Advocates accuse NSW government of failing to help apartment owners affected by flammable cladding

Residents at high risk from potentially deadly flammable cladding are being denied information about what they should do to make their buildings safe, consumer advocates claim. Instead, say apartment residents, they are being threatened with huge fines for doing nothing, while owners in some blocks have been told it could cost more than $50,000 per unit to fix the problem. “This decision is bewildering,” says Phil Gall, the chair of the OCN which is running the seminar. “Fair Trading hasn’t sent them a guide sheet on the processes and types of services they need, nor invited them to meet others in the same situation. “We’re running this seminar to help owners navigate a way through an extremely difficult process, give them information and provide a forum to ask the experts questions. The government’s refusal to pass on details to the affected owners, and their secrecy, would be understandable if they were offering them help – but they’re not!”
Sue Williams

Why aluminium composite cladding is flammable and how buildings can be made safe

It's expensive to replace cladding on apartment blocks. Dr Kate Nguyen, who leads a fire and facade engineering group at RMIT University, says there's a cheaper way that's just as safe: introduce vertical firebreaks. These work in the same way as firebreaks around houses in grasslands and bushland — create a barrier that stops fire spreading. "If you replace half the cladding with firebreaks, then it is possible to stop the fire spreading," Dr Nguyen said. "We think that if you really understand the facade and the cladding, you can make buildings and the people living inside safe."
ABC News
Belinda Smith

How Airbnb is putting pressure on rent prices

New modelling from the Reserve Bank shows Airbnb is having a definite effect on rental prices despite the company’s assertions its business model doesn’t affect Australia’s housing market.
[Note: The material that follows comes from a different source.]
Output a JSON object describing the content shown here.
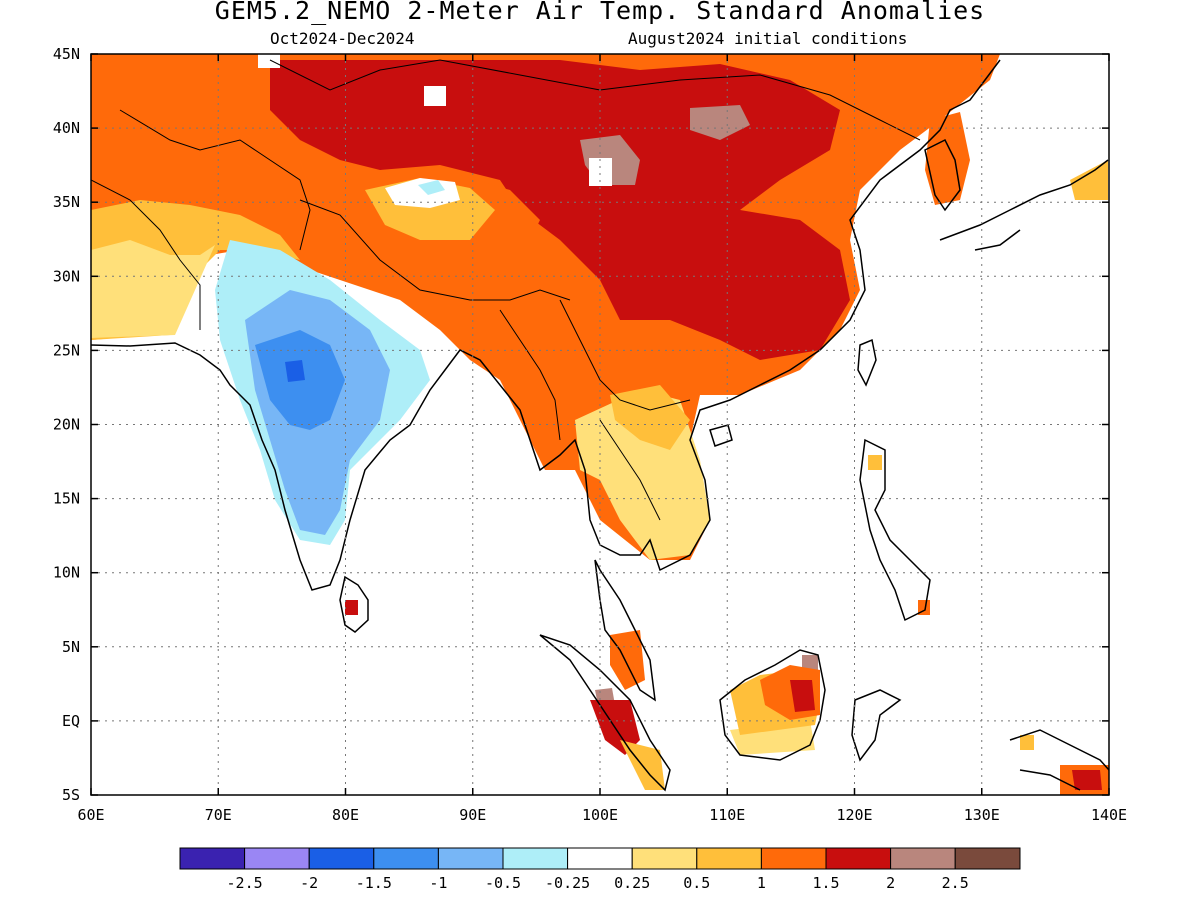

University of Sydney professor Peter Phibbs said the “sharp link” between rents and vacancies rates – highlighted by Monday’s RBA report – demonstrated that home-share services like Airbnb are influencing the housing market. “Airbnb spends a lot of time saying they have no impact on markets. What this paper shows is that they do,” he said.
The New Daily
Killian Plastow

Labor vows to create NSW strata commissioner

NSW Labor says it will appoint a strata commissioner to advocate for apartment owners and residents on building defect issues if it wins the state election. “Strata is the fastest-growing sector of housing in the state, but our laws are so complicated and vested interests are always ready to confuse issues,” Labor’s innovation and better regulation spokeswoman Yasmin Catley said.  “It’s time strata owners had someone in power who is focused on their needs.” Owners Corporation Network of Australia Chairman Phil Gall has welcomed the strata commissioner proposal, but also calls for the creation of a ministry for housing that addresses wider issues. “Opal Tower is just the tip of the iceberg,” he said. “We welcome the announcements of both parties to address defects, but any reform must be robust and deliver real results.”